Sorenson leaned on other business models and sectors, particularly diving into microfinance, banking services for low-income individuals and groups, and financial inclusion. Guiding the foundation’s work are the 17 Sustainable Development Goals (SDGs), which include eliminating poverty, providing clean water and sanitation, and creating sustainable cities and communities. One of the foundation’s early partners was what is now known as Elevar Equity, which focuses on India and Latin America, and backs businesses that work with underserved customers and households who lack access to products and services. Elevar says it has backed 50 companies which have served over 50 million households. “They’re on probably version five of their funds and they’ve grown and had great influence in that space,” Sorenson said.

Meanwhile, to help build an ecosystem for impact investment, Jim Sorenson also endowed the Sorenson Impact Institute at University of Utah within its school of business. His hope is to engage students while also using the institute as a way to find new social entrepreneurs.

The core of the Sorenson Impact Foundation’s work comprises program-related investments (PRIs), which Sorenson said make up about 60% of its grantmaking. The big difference between PRIs and many of the grants we talk about at IP every day is that when foundations award PRIs, they expect to get the money back by a specified time, usually at below-market interest. This is appealing to recipients in that they get access to capital at a lower rate than may otherwise be available for them. “Early-stage, concessionary, risk-taking capital is so needed for those social entrepreneurs that get their businesses ready to the point where they can take on market-rate capital,” Sorenson said.
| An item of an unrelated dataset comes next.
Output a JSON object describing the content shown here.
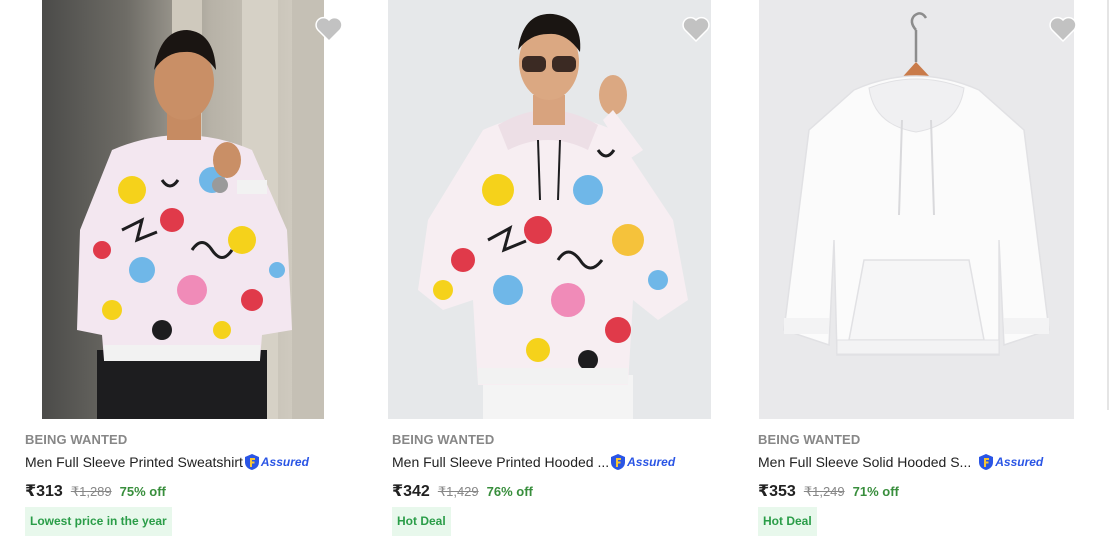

The foundation has gradually put more and more of its funds toward impact investment over the years. Sorenson said that this steady rise happened because of the advisory expertise (it has been able to lean on an investment committee of nearly a dozen). By 2017, 25% of the foundation’s corpus was in impact investments. The following year, 50% of the foundation’s corpus was aligned with impact. And since 2020, the foundation has been 100% mission aligned. SIF also boasts an advisory panel to show this model to others in the sector. Again, Sorenson’s goal here is to create an “ecosystem.”

Investing in the ownership economy

This year, SIF has put a greater emphasis on the ownership economy — investing in strategies that advance home ownership, commercial real estate, stakeholder trusts, employee ownership and broad-based entrepreneurship. Sorenson said that he was driven by the declining rate of ownership in the U.S. — whether that be a home, a company, or even other benefits like a 401k or a managed plan. “Those are all passive wealth-building opportunities that at least I had a different experience with than what future generations are having now,” Sorenson said.

Sorenson mentioned BlackRock’s letter from Larry Fink titled “Time to Rethink Retirement,” and how institutional investors, along with foundations, family officers and others need to provide an onramp for ownership. He highlighted one investment he’s made for those who don’t qualify for a down payment — using appreciating home equity to sell a portion of the appreciating future equity of their home to fill the gap in the down payment. “That is a clear example of how you’re utilizing and monetizing a $31 trillion asset class of home equity to basically benefit those who wouldn’t have the opportunity to have ownership.”

As another example, he mentioned the possibility of gig workers having access to a 401(k) and a proposed federal policy to achieve that. Sorenson himself has been involved in some of these fights on an individual level, but clarified that the foundation has not. The foundation has, however, supported 501(c)(4) organizations like the U.S. Impact Investing Alliance, which engages in advocacy work.

Sorenson Impact Foundation is looking to write bigger tickets this year and put out an RFP that looks beyond traditional nonprofit grants to include for-profits through innovative deal structuring so they can address declining rates of ownership at scale. “We’re open to innovation that may be different than a typical grant,” Sorenson said. “It could be a loan guarantee… but you can leverage in a lot of capital.”